Drawing on survey data and interviews with households, government officials and private sector actors in Johannesburg and Cape Town, the paper highlights how these infrastructure choices reshape relationships between citizens, the state and energy systems. The findings demonstrate that climate actions can generate contradictory outcomes: they may simultaneously advance decarbonisation while deepening social inequality. We refer to this as a ‘justice trade-off’.
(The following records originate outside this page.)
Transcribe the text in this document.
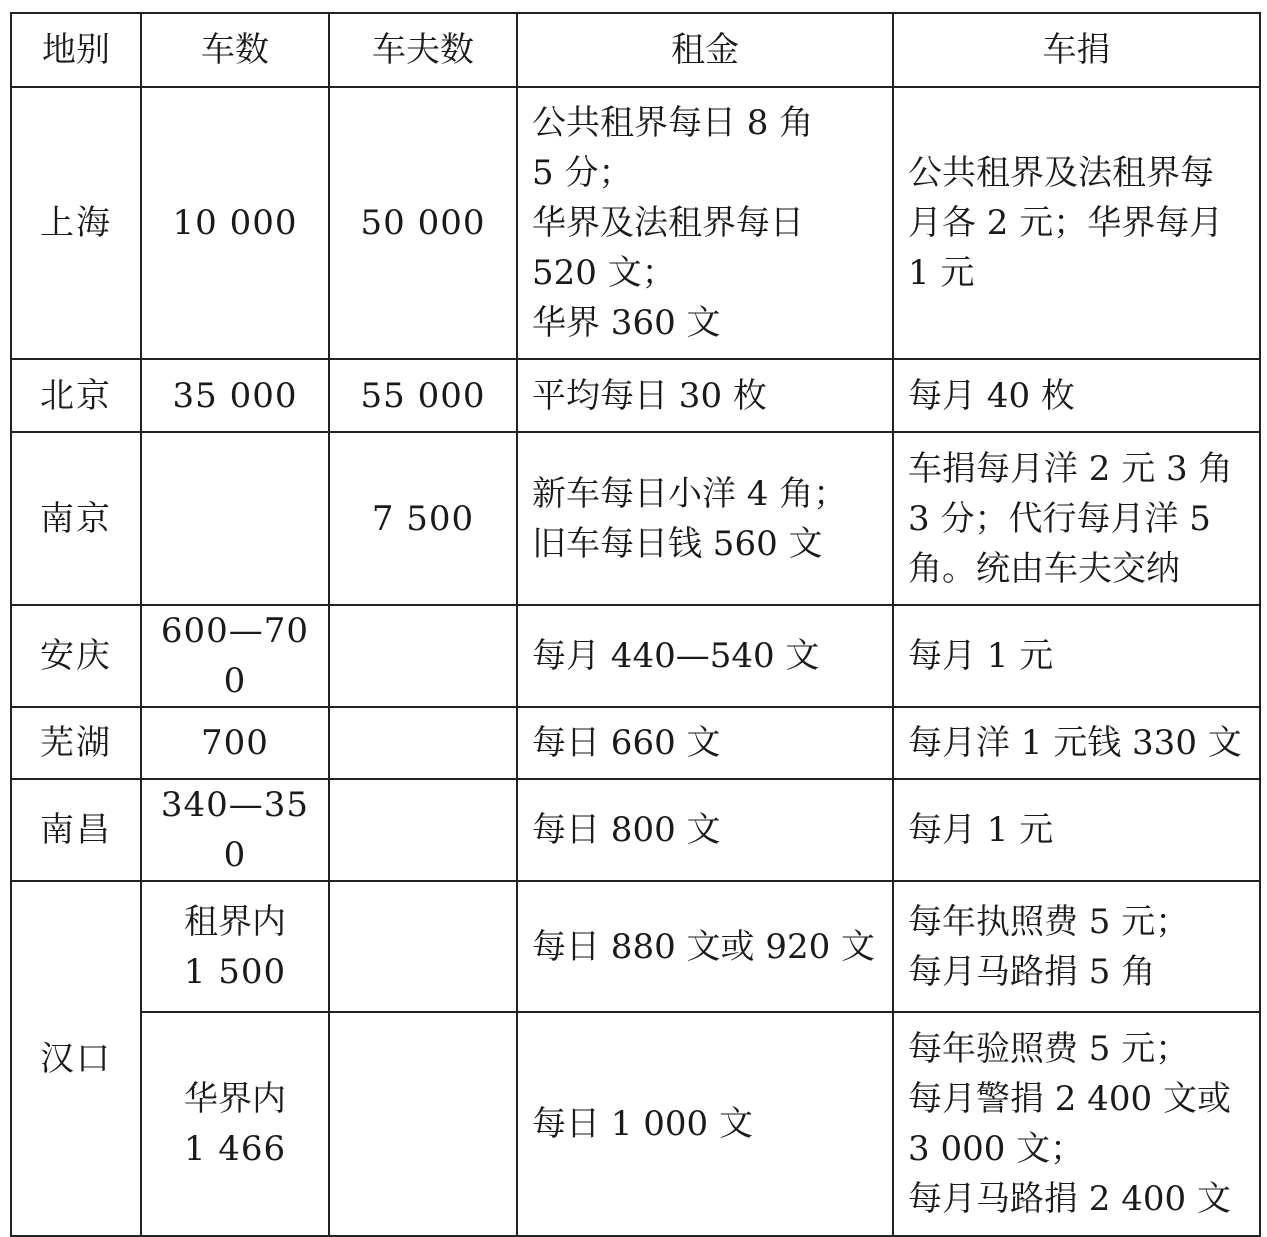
地别	车数	车夫数	租金	车捐
上海	10 000	50 000	公共租界每日 8 角
5 分；
华界及法租界每日
520 文；
华界 360 文	公共租界及法租界每
月各 2 元；华界每月
1 元

北京	35 000	55 000	平均每日 30 枚	每月 40 枚

南京		7 500	新车每日小洋 4 角；
旧车每日钱 560 文	车捐每月洋 2 元 3 角
3 分；代行每月洋 5
角。统由车夫交纳

安庆	600—700		每月 440—540 文	每月 1 元

芜湖	700		每日 660 文	每月洋 1 元钱 330 文

南昌	340—350		每日 800 文	每月 1 元

汉口	租界内
1 500		每日 880 文或 920 文	每年执照费 5 元；
每月马路捐 5 角

	华界内
1 466		每日 1 000 文	每年验照费 5 元；
每月警捐 2 400 文或
3 000 文；
每月马路捐 2 400 文
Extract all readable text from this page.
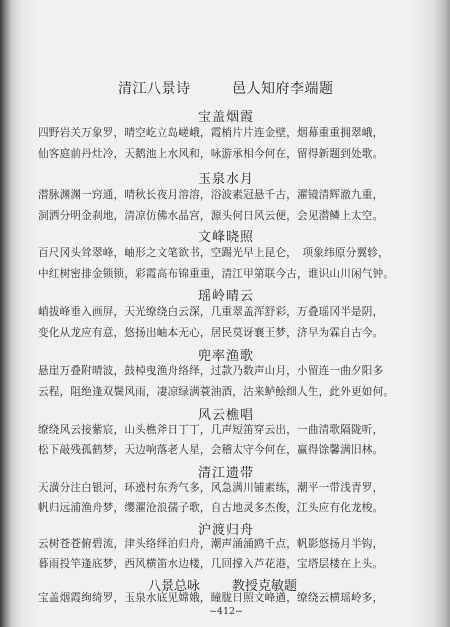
清江八景诗	邑人知府李端题
宝盖烟霞
四野岩关万象罗，晴空屹立岛嵯峨，霞梢片片连金壁，烟幕重重拥翠峨，
仙客庭前丹灶冷，天鹅池上水风和，咏游承相今何在，留得新题到处歌。
玉泉水月
潜脉渊渊一窍通，晴秋长夜月溶溶，浴波素冠悬千古，濯镜清辉澈九重，
洞洒分明金刹地，清凉仿佛水晶宫，源头何日风云便，会见潜鳞上太空。
文峰晓照
百尺冈头耸翠峰，岫形之文笔欲书，空踢光早上昆仑，　项象纬原分翼轸，
中红树密排金锁锁，彩霞高布锦重重，清江甲第联今古，谁识山川闲气钟。
瑶岭晴云
峭拔峰垂入画屏，天光缭绕白云深，几重翠盖浑舒彩，万叠瑶冈半是阴，
变化从龙应有意，悠扬出岫本无心，居民莫讶襄王梦，济早为霖自古今。
兜率渔歌
悬崖万叠附晴波，鼓棹曳渔舟络绎，过款乃数声山月，小留连一曲夕阳多
云程，阻绝逢双鬓风雨，凄凉绿满蓑油酒，沽来鲈鲙细人生，此外更如何。
风云樵唱
缭绕风云接紫宸，山头樵斧日丁丁，几声短笛穿云出，一曲清歌隔陇听，
松下敲残孤鹤梦，天边响落老人星，会稽太守今何在，赢得馀馨满旧林。
清江遗带
天潢分注白银河，环遶村东秀气多，风急满川铺素练，潮平一带浅青罗，
帆归远浦渔舟梦，缨濯沧浪孺子歌，自古地灵多杰俊，江头应有化龙梭。
沪渡归舟
云树苍苍俯碧流，津头络绎泊归舟，潮声涌涌鸥千点，帆影悠扬月半钩，
暮雨投竿逢底梦，西风横笛水边楼，几回撑入芦花港，宝塔层楼在上头。
八景总咏 教授克敏题
宝盖烟霞绚绮罗，玉泉水底见嫦娥，瞳胧日照文峰遒，缭绕云横瑶岭多，
~412~
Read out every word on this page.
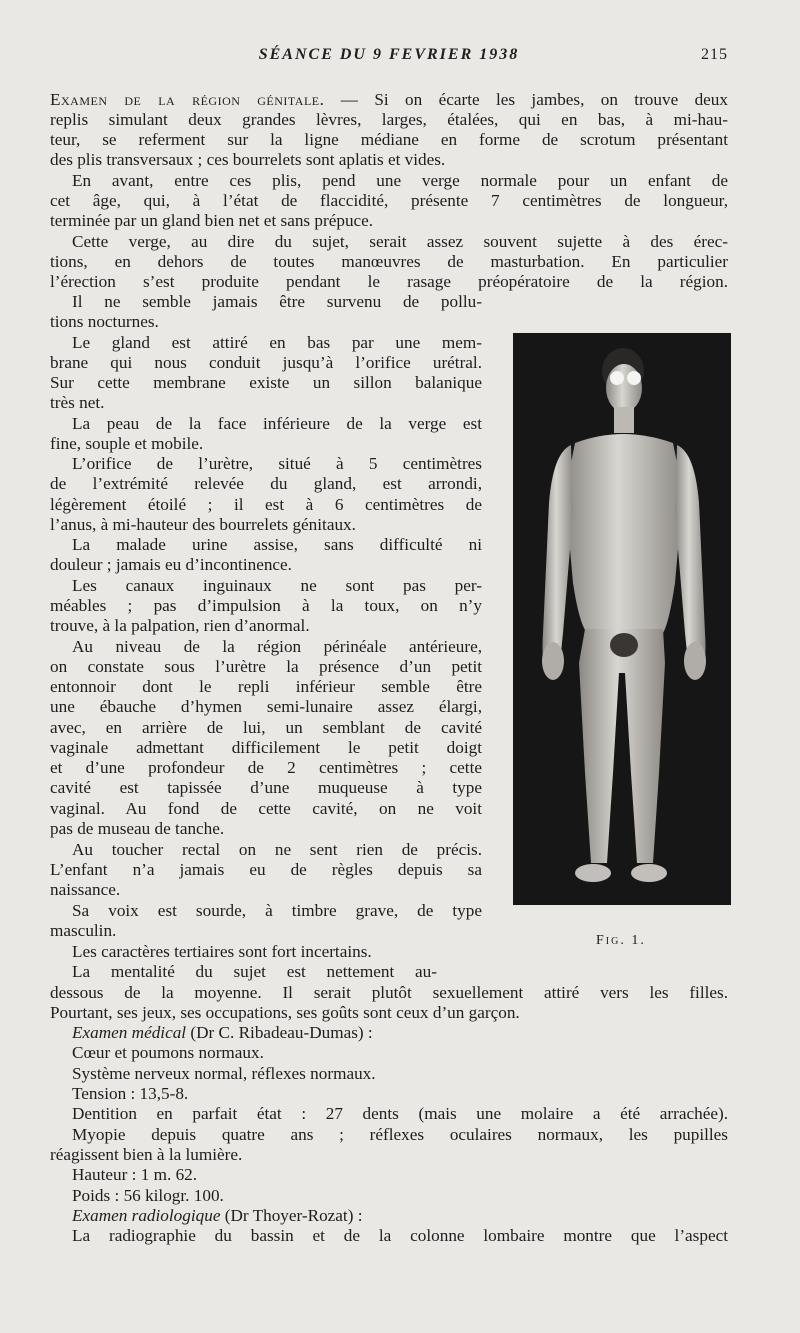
SÉANCE DU 9 FEVRIER 1938	215
Examen de la région génitale. — Si on écarte les jambes, on trouve deux
replis simulant deux grandes lèvres, larges, étalées, qui en bas, à mi-hau-
teur, se referment sur la ligne médiane en forme de scrotum présentant
des plis transversaux ; ces bourrelets sont aplatis et vides.
En avant, entre ces plis, pend une verge normale pour un enfant de
cet âge, qui, à l’état de flaccidité, présente 7 centimètres de longueur,
terminée par un gland bien net et sans prépuce.
Cette verge, au dire du sujet, serait assez souvent sujette à des érec-
tions, en dehors de toutes manœuvres de masturbation. En particulier
l’érection s’est produite pendant le rasage préopératoire de la région.
Il ne semble jamais être survenu de pollu-
tions nocturnes.
Le gland est attiré en bas par une mem-
brane qui nous conduit jusqu’à l’orifice urétral.
Sur cette membrane existe un sillon balanique
très net.
La peau de la face inférieure de la verge est
fine, souple et mobile.
L’orifice de l’urètre, situé à 5 centimètres
de l’extrémité relevée du gland, est arrondi,
légèrement étoilé ; il est à 6 centimètres de
l’anus, à mi-hauteur des bourrelets génitaux.
La malade urine assise, sans difficulté ni
douleur ; jamais eu d’incontinence.
Les canaux inguinaux ne sont pas per-
méables ; pas d’impulsion à la toux, on n’y
trouve, à la palpation, rien d’anormal.
Au niveau de la région périnéale antérieure,
on constate sous l’urètre la présence d’un petit
entonnoir dont le repli inférieur semble être
une ébauche d’hymen semi-lunaire assez élargi,
avec, en arrière de lui, un semblant de cavité
vaginale admettant difficilement le petit doigt
et d’une profondeur de 2 centimètres ; cette
cavité est tapissée d’une muqueuse à type
vaginal. Au fond de cette cavité, on ne voit
pas de museau de tanche.
Au toucher rectal on ne sent rien de précis.
L’enfant n’a jamais eu de règles depuis sa
naissance.
Sa voix est sourde, à timbre grave, de type
masculin.
Les caractères tertiaires sont fort incertains.
La mentalité du sujet est nettement au-
dessous de la moyenne. Il serait plutôt sexuellement attiré vers les filles.
Pourtant, ses jeux, ses occupations, ses goûts sont ceux d’un garçon.
Examen médical (Dr C. Ribadeau-Dumas) :
Cœur et poumons normaux.
Système nerveux normal, réflexes normaux.
Tension : 13,5-8.
Dentition en parfait état : 27 dents (mais une molaire a été arrachée).
Myopie depuis quatre ans ; réflexes oculaires normaux, les pupilles
réagissent bien à la lumière.
Hauteur : 1 m. 62.
Poids : 56 kilogr. 100.
Examen radiologique (Dr Thoyer-Rozat) :
La radiographie du bassin et de la colonne lombaire montre que l’aspect
Fig. 1.
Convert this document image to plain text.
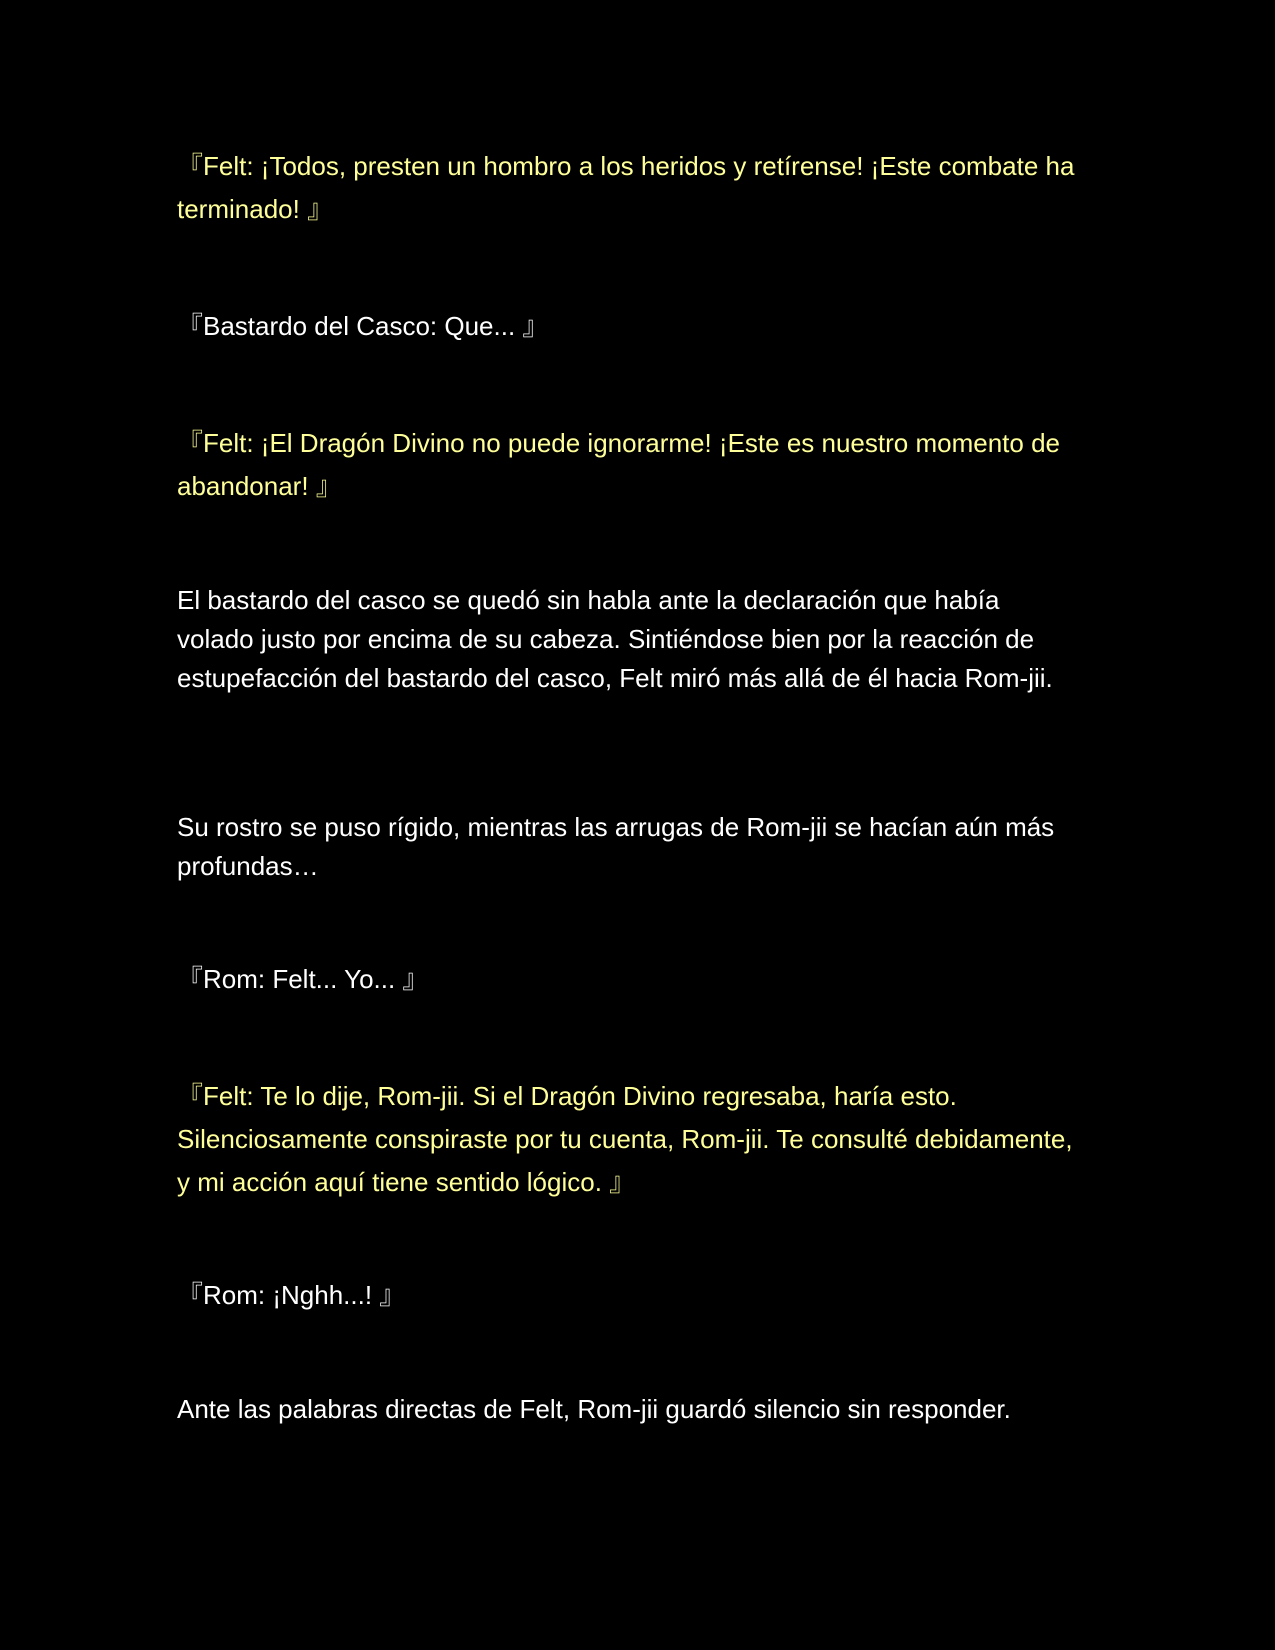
『Felt: ¡Todos, presten un hombro a los heridos y retírense! ¡Este combate ha terminado! 』

『Bastardo del Casco: Que... 』

『Felt: ¡El Dragón Divino no puede ignorarme! ¡Este es nuestro momento de abandonar! 』

El bastardo del casco se quedó sin habla ante la declaración que había volado justo por encima de su cabeza. Sintiéndose bien por la reacción de estupefacción del bastardo del casco, Felt miró más allá de él hacia Rom-jii.

Su rostro se puso rígido, mientras las arrugas de Rom-jii se hacían aún más profundas…

『Rom: Felt... Yo... 』

『Felt: Te lo dije, Rom-jii. Si el Dragón Divino regresaba, haría esto. Silenciosamente conspiraste por tu cuenta, Rom-jii. Te consulté debidamente, y mi acción aquí tiene sentido lógico. 』

『Rom: ¡Nghh...! 』

Ante las palabras directas de Felt, Rom-jii guardó silencio sin responder.
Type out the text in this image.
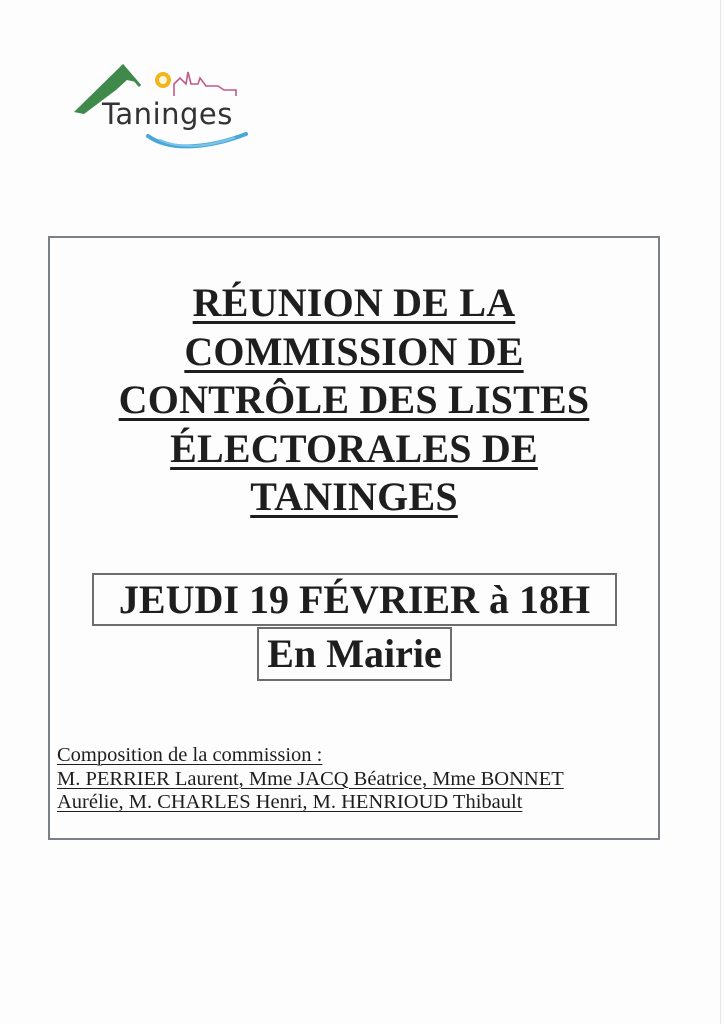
Taninges
RÉUNION DE LA
COMMISSION DE
CONTRÔLE DES LISTES
ÉLECTORALES DE
TANINGES
JEUDI 19 FÉVRIER à 18H
En Mairie
Composition de la commission :
M. PERRIER Laurent, Mme JACQ Béatrice, Mme BONNET
Aurélie, M. CHARLES Henri, M. HENRIOUD Thibault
The article engages with the concept of “climate apartheid”, which refers to situations where wealthy groups are able to protect themselves from climate risks or infrastructure failures through private investments that are inaccessible to poorer populations. The paper explores the usefulness and limitations of applying ‘climate apartheid’ to contemporary energy transitions within South Africa. For example, while it is a provocative term that directs attention to the severity of climate injustice and energy inequality, it implies that privileged groups are directly to blame for unjust outcomes, thereby potentially vilifying individuals whilst absolving global investors and state inaction. Rather than presenting climate justice as a single outcome, the study argues that transitions to renewable energy involve multiple competing justice claims that policymakers must carefully navigate.
This article contributes to debates on the just energy transition by demonstrating how private renewable energy investments can simultaneously advance decarbonisation while (re)producing forms of socio-spatial inequality. It shows that climate transitions must be analysed through multiple justice lenses, as actions that benefit environmental sustainability may undermine distributive and infrastructural justice in highly unequal cities.